A day after Pope Francis created an international uproar by saying Catholics nuns had been subjected to “sexual slavery” by the founder of a French order, the Vatican sought to clarify his remarks.
“When the Holy Father, referring to the dissolution of a Congregation, spoke of ‘sexual slavery,’ he meant ‘manipulation,’ a form of abuse of power which is reflected also in sexual abuse,” said Vatican spokesman Alessandro Gisotti.
The Pope’s shocking comments were the first time he has publicly acknowledged the sexual abuse of nuns by Catholic bishops and priests. To date, much of the clergy abuse scandal has focused on minors, who represent the vast majority of cases.
But many Catholics say abuse of vulnerable adults, including nuns and seminarians, has long been a problem in the church. Some hope the church will address the issue at the upcoming meeting on the abuse crisis to be convened by Pope Francis from February 21 to 24 in Rome.
The Vatican’s own newspaper, L’Osservatore Romano, last week said abuse of nuns by priests and bishops at times is “made even worse by the fact that abuse of women brings about procreation and is therefore at the origin of forced abortions and children who aren’t recognized by priests.”
If the church “continues to close its eyes to the scandal,” wrote Lucetta Scaraffia, “the condition of oppression of women in the church will never change.”

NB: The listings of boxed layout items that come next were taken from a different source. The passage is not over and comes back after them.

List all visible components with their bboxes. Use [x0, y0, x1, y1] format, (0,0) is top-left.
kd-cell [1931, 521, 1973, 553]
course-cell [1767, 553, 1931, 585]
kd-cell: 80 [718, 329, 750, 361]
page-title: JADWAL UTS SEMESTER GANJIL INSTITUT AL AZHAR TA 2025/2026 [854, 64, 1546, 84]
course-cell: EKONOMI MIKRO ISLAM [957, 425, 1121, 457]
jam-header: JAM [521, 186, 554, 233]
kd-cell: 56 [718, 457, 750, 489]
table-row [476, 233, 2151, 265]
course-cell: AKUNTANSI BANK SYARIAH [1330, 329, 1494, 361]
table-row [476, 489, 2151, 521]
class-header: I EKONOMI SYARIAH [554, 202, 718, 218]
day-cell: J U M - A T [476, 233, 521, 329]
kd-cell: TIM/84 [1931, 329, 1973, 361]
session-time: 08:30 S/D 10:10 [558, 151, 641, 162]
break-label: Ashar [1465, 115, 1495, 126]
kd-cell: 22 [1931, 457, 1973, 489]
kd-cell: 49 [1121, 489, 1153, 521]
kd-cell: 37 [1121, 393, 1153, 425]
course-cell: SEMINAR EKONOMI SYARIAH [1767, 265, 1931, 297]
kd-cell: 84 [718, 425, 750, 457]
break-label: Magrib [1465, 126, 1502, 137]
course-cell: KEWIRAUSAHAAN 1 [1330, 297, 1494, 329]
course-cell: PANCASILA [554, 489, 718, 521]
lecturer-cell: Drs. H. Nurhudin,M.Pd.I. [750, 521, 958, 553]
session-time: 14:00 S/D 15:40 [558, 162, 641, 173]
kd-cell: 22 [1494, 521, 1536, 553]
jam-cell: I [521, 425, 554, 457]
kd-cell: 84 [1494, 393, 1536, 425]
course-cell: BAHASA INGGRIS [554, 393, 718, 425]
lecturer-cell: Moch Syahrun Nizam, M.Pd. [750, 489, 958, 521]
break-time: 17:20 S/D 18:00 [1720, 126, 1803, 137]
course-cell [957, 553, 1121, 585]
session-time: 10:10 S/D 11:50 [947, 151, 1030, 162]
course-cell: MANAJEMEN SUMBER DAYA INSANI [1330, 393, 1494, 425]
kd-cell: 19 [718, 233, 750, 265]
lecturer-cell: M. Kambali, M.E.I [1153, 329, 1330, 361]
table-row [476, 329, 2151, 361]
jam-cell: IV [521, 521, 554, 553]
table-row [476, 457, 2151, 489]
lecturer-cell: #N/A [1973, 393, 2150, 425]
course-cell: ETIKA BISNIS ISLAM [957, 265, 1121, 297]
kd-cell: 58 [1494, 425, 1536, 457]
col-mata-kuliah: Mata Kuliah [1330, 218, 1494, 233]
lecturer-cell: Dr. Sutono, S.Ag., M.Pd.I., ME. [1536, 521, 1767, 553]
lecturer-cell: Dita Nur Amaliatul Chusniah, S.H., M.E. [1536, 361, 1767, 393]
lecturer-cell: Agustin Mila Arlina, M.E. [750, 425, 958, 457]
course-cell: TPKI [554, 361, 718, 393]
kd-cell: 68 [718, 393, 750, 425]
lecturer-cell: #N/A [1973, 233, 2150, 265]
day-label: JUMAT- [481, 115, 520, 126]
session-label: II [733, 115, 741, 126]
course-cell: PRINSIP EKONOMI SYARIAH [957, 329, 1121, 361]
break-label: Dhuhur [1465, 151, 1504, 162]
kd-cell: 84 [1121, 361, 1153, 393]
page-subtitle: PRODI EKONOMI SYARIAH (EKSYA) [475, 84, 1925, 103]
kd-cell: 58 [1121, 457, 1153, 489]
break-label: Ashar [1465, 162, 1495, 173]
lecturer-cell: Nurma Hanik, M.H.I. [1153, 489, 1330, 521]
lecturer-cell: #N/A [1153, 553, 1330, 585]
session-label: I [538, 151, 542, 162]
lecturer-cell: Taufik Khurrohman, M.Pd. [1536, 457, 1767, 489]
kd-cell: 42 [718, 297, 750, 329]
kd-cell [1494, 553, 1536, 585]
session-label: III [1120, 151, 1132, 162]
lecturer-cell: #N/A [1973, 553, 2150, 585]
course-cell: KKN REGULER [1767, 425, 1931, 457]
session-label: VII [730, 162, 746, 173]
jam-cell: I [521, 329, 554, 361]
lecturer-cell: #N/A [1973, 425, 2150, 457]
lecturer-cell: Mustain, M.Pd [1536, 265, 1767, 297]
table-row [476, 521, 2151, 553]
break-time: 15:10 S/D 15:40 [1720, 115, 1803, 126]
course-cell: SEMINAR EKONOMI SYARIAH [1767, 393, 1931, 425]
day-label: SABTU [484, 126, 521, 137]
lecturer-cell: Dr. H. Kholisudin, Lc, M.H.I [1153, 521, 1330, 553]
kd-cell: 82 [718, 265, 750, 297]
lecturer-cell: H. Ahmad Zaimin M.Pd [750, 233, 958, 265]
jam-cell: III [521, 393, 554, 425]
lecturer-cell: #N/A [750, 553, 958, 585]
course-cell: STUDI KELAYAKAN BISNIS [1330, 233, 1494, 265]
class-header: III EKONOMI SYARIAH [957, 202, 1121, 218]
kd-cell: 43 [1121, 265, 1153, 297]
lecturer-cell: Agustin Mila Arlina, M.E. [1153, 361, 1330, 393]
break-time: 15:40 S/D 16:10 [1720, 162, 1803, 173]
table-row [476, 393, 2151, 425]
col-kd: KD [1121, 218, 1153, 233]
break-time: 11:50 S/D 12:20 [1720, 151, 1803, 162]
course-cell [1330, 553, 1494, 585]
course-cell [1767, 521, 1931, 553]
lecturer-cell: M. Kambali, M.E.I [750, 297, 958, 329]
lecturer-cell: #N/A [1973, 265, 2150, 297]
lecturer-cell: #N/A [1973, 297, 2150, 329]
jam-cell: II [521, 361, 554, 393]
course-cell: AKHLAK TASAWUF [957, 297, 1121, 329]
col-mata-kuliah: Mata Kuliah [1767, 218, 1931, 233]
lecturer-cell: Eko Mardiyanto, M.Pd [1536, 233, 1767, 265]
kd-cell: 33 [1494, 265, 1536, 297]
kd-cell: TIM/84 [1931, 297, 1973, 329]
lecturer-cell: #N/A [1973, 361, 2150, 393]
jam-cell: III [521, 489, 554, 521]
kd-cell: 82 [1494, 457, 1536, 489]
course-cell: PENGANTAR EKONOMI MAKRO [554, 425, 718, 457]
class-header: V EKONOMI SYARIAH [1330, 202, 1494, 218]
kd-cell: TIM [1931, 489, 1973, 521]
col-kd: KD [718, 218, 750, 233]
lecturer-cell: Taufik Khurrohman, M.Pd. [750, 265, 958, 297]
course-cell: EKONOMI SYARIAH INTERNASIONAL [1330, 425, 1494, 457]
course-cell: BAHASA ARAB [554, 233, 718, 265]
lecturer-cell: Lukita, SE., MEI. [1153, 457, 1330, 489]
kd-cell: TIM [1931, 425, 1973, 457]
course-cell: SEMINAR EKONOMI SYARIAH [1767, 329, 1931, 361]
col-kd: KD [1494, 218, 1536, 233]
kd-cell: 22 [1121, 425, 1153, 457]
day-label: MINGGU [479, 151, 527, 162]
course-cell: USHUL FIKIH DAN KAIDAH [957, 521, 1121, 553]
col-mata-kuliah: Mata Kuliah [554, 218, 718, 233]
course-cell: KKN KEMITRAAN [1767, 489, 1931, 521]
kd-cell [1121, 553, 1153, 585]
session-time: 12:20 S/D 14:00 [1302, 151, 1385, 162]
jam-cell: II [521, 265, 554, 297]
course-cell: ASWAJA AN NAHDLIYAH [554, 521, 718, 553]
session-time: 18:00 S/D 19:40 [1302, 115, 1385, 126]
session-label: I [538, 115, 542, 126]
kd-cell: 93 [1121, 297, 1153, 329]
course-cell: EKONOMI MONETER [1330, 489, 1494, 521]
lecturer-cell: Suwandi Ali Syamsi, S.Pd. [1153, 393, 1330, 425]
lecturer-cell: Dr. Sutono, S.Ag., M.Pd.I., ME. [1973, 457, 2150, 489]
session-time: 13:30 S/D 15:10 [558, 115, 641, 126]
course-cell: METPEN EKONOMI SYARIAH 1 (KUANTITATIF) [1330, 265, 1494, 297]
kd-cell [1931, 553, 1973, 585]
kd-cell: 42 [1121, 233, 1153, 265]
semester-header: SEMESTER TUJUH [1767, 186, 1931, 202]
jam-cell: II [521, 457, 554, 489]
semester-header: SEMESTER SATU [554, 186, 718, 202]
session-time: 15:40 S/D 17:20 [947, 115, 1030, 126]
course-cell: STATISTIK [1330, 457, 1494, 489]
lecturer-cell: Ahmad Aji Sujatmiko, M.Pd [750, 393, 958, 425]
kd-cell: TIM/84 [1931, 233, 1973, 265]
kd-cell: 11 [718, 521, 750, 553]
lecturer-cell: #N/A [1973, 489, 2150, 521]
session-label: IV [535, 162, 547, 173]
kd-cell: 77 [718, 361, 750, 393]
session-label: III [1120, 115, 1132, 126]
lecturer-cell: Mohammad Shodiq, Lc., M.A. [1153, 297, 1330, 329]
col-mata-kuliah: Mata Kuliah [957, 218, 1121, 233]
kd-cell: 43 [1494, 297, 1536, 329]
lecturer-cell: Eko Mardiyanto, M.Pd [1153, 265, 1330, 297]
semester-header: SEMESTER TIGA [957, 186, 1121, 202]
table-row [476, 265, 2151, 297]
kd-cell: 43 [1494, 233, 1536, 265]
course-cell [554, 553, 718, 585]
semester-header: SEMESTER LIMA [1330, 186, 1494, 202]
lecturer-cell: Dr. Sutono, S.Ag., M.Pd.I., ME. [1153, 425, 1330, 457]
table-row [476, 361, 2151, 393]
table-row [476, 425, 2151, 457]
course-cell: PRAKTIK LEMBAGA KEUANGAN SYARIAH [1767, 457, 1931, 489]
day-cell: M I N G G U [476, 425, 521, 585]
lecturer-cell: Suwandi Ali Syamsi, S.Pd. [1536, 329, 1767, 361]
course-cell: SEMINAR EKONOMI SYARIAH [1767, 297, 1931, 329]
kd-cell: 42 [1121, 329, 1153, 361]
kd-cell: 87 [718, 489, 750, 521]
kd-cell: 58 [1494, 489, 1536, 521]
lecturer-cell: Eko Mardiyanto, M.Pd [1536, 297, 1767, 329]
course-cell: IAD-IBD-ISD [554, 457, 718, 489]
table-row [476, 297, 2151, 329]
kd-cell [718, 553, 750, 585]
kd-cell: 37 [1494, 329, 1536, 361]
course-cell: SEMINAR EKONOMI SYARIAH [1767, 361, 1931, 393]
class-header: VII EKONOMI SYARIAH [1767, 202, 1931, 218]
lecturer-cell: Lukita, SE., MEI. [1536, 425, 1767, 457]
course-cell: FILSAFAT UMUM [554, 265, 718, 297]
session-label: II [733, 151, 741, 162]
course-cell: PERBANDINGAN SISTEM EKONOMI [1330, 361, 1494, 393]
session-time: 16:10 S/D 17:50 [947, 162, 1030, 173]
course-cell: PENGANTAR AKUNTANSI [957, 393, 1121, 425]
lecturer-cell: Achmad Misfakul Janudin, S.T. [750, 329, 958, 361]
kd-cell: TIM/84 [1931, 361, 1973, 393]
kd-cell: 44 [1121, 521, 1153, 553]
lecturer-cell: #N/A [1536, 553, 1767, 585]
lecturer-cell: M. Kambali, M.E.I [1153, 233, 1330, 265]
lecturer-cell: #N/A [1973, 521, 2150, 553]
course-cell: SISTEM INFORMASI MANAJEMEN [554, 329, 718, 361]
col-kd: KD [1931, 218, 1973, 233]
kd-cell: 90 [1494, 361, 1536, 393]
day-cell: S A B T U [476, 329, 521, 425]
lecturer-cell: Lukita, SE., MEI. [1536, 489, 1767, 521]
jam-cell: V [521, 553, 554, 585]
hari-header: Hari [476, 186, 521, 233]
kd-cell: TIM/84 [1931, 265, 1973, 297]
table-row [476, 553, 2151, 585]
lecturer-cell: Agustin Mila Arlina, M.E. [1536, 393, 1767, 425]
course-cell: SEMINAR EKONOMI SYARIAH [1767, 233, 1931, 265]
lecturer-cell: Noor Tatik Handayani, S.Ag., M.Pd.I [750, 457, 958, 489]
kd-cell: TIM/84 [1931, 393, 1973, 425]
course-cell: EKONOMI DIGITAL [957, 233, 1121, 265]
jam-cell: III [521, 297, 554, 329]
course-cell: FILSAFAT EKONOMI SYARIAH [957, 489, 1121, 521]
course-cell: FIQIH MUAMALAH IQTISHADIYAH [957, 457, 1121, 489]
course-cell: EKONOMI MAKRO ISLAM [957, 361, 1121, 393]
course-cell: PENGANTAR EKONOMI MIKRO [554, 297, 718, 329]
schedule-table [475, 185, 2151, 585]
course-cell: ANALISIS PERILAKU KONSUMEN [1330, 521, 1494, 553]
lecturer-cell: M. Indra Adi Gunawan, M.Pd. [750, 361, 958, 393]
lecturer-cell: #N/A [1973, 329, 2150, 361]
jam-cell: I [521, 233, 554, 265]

The Pope’s comments, which came during a news conference aboard the papal plane on a return flight to Rome from the United Arab Emirates, come as the Catholic Church is dealing with sexual abuse scandals on several continents.
During the news conference, the Pope was asked by a reporter about the L’Osservatore article and how he might confront the issue of nuns abused by clergy.
“There have been priests and also bishops who have done that,” the Pope said of sexually abusing nuns. “And I believe that it may still be being done. It’s not a thing that from the moment in which you realize it, it’s over. The thing goes forward like this. We’ve been working on this for a long time.”
Francis said the Vatican has “suspended some clerics, sent them away for this” and “dissolved” some orders of nuns “that were very tied up in this, a corruption.”
“Must something more be done? Yes. Do we have the will? Yes,” he said.
Francis mentioned the case of one order of nuns in particular, in France, in which his predecessor, Pope Emeritus Benedict XVI, had tried to take action but was thwarted by Vatican insiders. At the time, Benedict was a cardinal and head of the Vatican’s doctrinal office.
“But when he became Pope, the first thing (he said was) bring me this from the archives and he began,” Pope Francis said.
“Pope Benedict had the courage to dissolve a women’s congregation that had a certain level because this slavery of women had entered, even sexual slavery, by clerics or by the founder,” the Pope said.
According to the Vatican, Pope Francis was referring to the Community of St. John, a religious group founded in France in the 1970s. The group split into two, with one moving to Spain, after the founder died.
In 2013, the community publicly acknowledged that its founder, the Rev. Marie-Dominique Philippe, “sometimes made gestures contrary to chastity,” with several women under his spiritual direction, according to La Croix, a Catholic newspaper in France. No mention was publicly made at the time of allegations of “sexual slavery.” Phillipe died in 2006.
Pope Benedict XVI dissolved the splinter group of St. John in 2013, a move that Pope Francis praised as “strong” and “consistent.”
In recent months, CNN, the Associated Press and several other media outlets have highlighted the abuse of nuns by bishops in Asia, South America and Africa.
“There are cases, usually in new congregations and in some regions more than others,” Francis said on Tuesday. “We’re working on it.”